The ideas by which the genius of Karl Marx completed in the domain of social economy the revolution effected by science are in number three.
The first is the discovery of the law of surplus-labor. This law gives us a scientific explanation of the accumulation of private property not created by the labor of the accumulator; as this law has a more peculiarly technical character, we will not lay further stress upon it here, as we have given a general idea of it in the preceding pages.
The two other Marxian theories are more directly related to our observations on scientific socialism, since they undoubtedly furnish us the sure and infallible key to the life of society.
I allude, first, to the idea expressed by Marx, as long ago as 1859, in his Critique de l’economie politique, that the economic phenomena form the foundation and the determining conditions of all other human or social manifestations, and that, consequently, ethics, law and politics are only derivative phenomena determined by the economic factor, in accordance with the conditions of each particular people in every phase of history and under all climatic conditions.

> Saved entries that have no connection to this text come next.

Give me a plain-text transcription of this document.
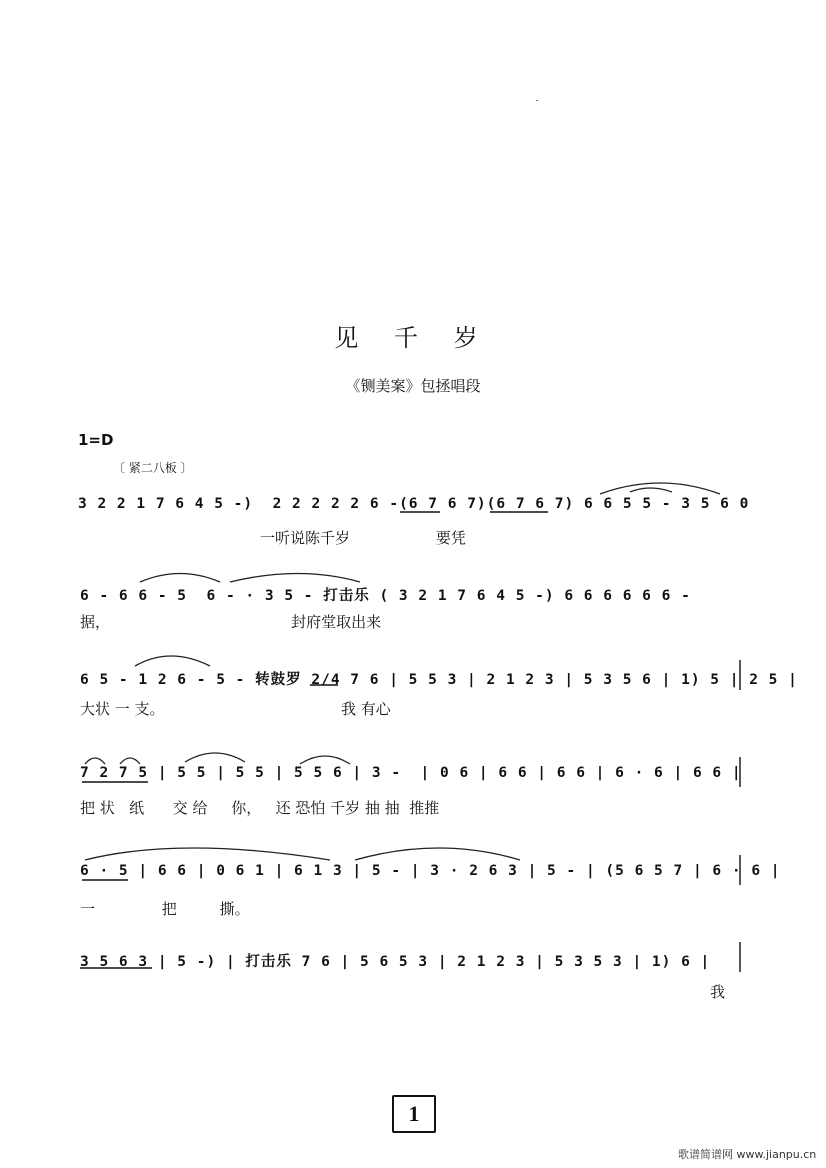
见 千 岁
《铡美案》包拯唱段
1=D
〔 紧二八板 〕
3 2 2 1 7 6 4 5 -)  2 2 2 2 2 6 -(6 7 6 7)(6 7 6 7) 6 6 5 5 - 3 5 6 0
一听说陈千岁                  要凭
6 - 6 6 - 5  6 - · 3 5 - 打击乐 ( 3 2 1 7 6 4 5 -) 6 6 6 6 6 6 -
据，                                      封府堂取出来
6 5 - 1 2 6 - 5 - 转鼓罗 2/4 7 6 | 5 5 3 | 2 1 2 3 | 5 3 5 6 | 1) 5 | 2 5 |
大状 一 支。                                     我 有心
7 2 7 5 | 5 5 | 5 5 | 5 5 6 | 3 -  | 0 6 | 6 6 | 6 6 | 6 · 6 | 6 6 |
把 状   纸      交 给     你，   还 恐怕 千岁 抽 抽  推推
6 · 5 | 6 6 | 0 6 1 | 6 1 3 | 5 - | 3 · 2 6 3 | 5 - | (5 6 5 7 | 6 · 6 |
一              把         撕。
3 5 6 3 | 5 -) | 打击乐 7 6 | 5 6 5 3 | 2 1 2 3 | 5 3 5 3 | 1) 6 |
我
1
歌谱简谱网 www.jianpu.cn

This idea which corresponds to that great biological law which states the dependence of the function on the nature and capacities of the organ and which makes each individual the result of the innate and acquired conditions of his physiological organism, living in a given environment, so that a biological application may be given to the famous saying: “Tell me what you eat and I will tell you what you are,”—this sublime idea which unfolds before our eyes the majestic drama of history, no longer as the arbitrary succession of great men on the stage of the social theatre, but rather as the resultant of the economic conditions of each people, this sublime idea, after having been partially applied by Thorold Rogers[78] has been so brilliantly expounded and illustrated by Achille Loria,[79] that I believe it unnecessary to say anything more about it.
One idea, however, still appears to me necessary to complete this Marxian theory, as I remarked in the first edition of my book: Socialismo e criminalita.
It is necessary, indeed, to rid this impregnable theory of that species of narrow dogmatism with which it is clothed in Marx and still more in Loria.
It is perfectly true that every phenomenon, as well as every institution—moral, juridical or political—is simply the result of the economic phenomena and conditions of the transitory physical and historical environment. But, as a consequence of that law of natural causality which tells us that every effect is always the resultant of numerous concurrent causes and not of one cause alone, and that every effect becomes in its turn a cause of other phenomena, it is necessary to amend and complete the too rigid form that has been given to this true idea.
Just as all the psychical manifestations of the individual are the resultant of the organic conditions (temperament) and of the environment in which he lives, in the same way, all the social manifestations—moral, juridical or political—of a people are the resultant of their organic conditions (race) and of the environment, as these are the determining causes of the given economic organization which is the physical basis of life.